Lane believed fervently in adult education and was driven by a compulsion to enlighten the masses, and senior editors of Pelican, his non-fiction imprint after 1937, were also involved in the Workers’ Educational Association.
Yet this visionary was treading in the shoes of a giant. The association between popular, printed editions that reached beyond rarefied intellectual circles and a publisher with a reforming agenda and educational zeal can trace its origins to the Renaissance, and an outstanding figure in the history of printing, Aldus Manutius.
His enchiridion, an innovative species of small book printed after 1500 using new fonts, revolutionised personal reading. Also known as the libellus portabilis — the portable book — it was seen by the printer as a pocket-sized weapon of scholarship not only for the princes and burghers with whom he mingled, but in the hands of reform-minded Christians everywhere.
In this biography of Aldus, Oren Margolis argues that his humanist purposefulness, his printing agenda, and his passion for scholarship of Greek set him apart from his peers to distinguish him as the first true “publisher” in the sense we recognise today.
The author paints an eloquent picture, through a blizzard of erudition, of a visionary in whose footsteps Allen Lane trod 400 years later. The life of this Renaissance man was also defined by familiar tensions still encountered in publishing today — between the businessman and the humanist, between accessibility and exclusivity, and printing as a craft and as an intellectual architecture.
Born to a wealthy family in Bassiano near Rome in about 1450, Aldus was initially a scholar of Greek and Latin, becoming a friend to the nobleman Giovanni Pico and a tutor to his nephews, the princes of Carpi. This aristocratic family funded his initial printing ventures, leading to the establishment in Venice of his Aldine Press after 1495, publishing scholarly works of Greek, and then Latin.
The former were his passion, and the press became synonymous with quality Greek literature reflecting the printer’s obsession with the language and classic texts: a high-status pursuit of grandiloquent intellectual circles.
Margolis situates his career alongside a shift in the discourse around the role of the printer in this era, as a debate arose about where to position this office within the liberal pursuits of “learning and skill, science and craft.”
The change in status and the emergence of the “publisher” per se was not due to some vague “spirit of the age,” but largely the doing of Aldus, who positioned himself at the heart of the Renaissance republic of letters beneath his celebrated trademark dolphin and anchor symbol.

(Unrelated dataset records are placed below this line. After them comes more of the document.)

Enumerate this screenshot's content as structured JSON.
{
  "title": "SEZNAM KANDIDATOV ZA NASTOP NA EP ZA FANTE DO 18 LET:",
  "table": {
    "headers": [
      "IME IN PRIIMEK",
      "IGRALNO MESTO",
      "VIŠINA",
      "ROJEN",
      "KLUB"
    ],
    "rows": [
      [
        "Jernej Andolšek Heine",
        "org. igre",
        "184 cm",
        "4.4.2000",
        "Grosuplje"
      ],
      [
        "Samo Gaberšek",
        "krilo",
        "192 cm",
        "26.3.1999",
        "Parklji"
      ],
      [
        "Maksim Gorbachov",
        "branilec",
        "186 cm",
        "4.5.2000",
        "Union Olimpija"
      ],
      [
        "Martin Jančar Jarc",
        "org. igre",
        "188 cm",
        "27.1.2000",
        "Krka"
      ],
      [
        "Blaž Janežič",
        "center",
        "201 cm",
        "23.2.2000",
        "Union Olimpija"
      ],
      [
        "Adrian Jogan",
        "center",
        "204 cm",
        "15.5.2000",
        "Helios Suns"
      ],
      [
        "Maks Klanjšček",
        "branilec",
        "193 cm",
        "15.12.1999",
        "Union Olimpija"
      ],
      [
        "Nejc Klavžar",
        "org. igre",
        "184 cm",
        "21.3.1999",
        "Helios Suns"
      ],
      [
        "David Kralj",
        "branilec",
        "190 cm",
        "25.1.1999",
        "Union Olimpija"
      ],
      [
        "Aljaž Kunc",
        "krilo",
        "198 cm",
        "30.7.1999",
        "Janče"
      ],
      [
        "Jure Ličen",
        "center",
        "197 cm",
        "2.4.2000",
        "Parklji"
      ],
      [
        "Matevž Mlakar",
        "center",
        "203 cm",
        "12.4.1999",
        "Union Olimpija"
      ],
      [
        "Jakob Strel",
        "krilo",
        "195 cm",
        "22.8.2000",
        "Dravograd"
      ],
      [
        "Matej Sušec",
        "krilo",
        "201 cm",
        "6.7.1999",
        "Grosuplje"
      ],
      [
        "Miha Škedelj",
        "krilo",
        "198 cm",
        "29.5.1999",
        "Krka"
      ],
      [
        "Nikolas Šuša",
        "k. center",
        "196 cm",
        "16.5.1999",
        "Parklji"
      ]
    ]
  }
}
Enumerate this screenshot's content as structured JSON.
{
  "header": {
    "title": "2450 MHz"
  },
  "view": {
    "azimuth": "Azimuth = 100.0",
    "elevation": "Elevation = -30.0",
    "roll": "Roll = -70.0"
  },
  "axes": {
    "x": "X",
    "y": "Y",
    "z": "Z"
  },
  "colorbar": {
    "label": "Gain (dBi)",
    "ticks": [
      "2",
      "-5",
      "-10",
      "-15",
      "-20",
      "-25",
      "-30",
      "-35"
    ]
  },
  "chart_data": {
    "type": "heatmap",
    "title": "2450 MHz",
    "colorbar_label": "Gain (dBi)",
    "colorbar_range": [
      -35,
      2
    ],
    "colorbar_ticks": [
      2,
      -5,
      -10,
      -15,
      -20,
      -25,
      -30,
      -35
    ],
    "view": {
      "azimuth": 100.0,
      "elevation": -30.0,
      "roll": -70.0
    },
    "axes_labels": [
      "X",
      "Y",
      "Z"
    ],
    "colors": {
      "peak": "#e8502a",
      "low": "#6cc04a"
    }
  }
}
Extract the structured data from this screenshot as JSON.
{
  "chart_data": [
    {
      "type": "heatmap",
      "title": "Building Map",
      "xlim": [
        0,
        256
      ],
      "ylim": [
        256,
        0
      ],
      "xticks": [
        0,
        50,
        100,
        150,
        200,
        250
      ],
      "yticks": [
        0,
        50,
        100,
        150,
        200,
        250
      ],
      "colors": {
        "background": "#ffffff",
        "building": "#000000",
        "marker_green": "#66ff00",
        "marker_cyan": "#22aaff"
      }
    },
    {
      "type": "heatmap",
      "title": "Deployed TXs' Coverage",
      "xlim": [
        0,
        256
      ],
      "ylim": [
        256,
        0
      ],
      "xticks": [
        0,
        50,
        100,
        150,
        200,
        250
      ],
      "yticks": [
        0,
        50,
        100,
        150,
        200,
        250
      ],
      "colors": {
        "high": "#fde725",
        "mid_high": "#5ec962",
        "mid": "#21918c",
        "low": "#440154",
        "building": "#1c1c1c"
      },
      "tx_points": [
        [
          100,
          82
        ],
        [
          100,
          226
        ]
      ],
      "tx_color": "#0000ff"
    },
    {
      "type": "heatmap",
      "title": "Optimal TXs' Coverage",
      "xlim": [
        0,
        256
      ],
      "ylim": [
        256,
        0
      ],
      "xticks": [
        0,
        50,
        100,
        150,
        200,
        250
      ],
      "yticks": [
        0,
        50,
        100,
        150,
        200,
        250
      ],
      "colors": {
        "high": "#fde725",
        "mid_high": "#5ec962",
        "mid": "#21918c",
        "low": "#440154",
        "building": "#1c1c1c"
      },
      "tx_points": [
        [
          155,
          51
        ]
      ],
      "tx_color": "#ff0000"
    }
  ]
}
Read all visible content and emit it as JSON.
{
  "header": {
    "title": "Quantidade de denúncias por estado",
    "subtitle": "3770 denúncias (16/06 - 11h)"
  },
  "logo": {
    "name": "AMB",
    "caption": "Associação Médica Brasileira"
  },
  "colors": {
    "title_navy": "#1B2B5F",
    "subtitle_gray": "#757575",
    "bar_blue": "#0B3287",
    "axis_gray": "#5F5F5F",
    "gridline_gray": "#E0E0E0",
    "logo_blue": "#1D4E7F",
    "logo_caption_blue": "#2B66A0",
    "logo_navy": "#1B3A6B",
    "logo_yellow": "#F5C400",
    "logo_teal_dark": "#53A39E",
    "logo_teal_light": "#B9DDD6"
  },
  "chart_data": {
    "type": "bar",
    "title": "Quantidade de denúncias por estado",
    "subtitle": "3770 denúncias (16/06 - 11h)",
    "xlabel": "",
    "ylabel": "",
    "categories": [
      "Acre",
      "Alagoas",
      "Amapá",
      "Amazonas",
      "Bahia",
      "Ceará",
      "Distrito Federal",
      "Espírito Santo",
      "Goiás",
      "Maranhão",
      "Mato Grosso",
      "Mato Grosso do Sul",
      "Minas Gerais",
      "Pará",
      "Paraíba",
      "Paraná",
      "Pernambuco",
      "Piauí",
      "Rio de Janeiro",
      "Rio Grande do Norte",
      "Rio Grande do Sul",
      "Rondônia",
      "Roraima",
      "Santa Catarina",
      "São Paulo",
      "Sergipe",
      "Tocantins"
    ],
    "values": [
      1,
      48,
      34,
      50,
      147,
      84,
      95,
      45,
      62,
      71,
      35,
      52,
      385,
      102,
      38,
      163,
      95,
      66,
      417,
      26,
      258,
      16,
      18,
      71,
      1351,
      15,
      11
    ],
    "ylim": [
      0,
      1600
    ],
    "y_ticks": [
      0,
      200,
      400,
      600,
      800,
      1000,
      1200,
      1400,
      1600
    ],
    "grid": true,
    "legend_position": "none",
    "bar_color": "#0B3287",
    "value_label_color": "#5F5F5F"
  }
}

Aldus is not only hailed as the father of the paperback, his innovations included the creation of the italic type, the perfection of the roman type, and hence the mastery of cursive printing in the style in which humanist thinkers wrote.
The Aldine Press issued more first editions of classical texts than any printer before or since, including all the Greek authors who make up the canon — Plato, Aristotle, Sophocles, Euripides et al.
Aldus published the 14th-century poets Petrarch and Dante, printed works by Erasmus, and after his death was immortalised by Thomas More, who wrote that his Greek books were even cherished by the inhabitants of his fictional wonderland Utopia.
“And yet these achievements,” writes Margolis, “belonged to someone who had no training in the art of printing and no technical skills whatsoever.”
That is because Aldus did not identify as a printer but saw his press as an instrument of Renaissance humanism, advancing learning beyond mediaeval pedantry and encouraging, via the classics, new moral and civic perspectives.
Margolis writes: “An Aldine book stood for something: it stood for what Aldus stood for. Buying one was to buy into an ideology.”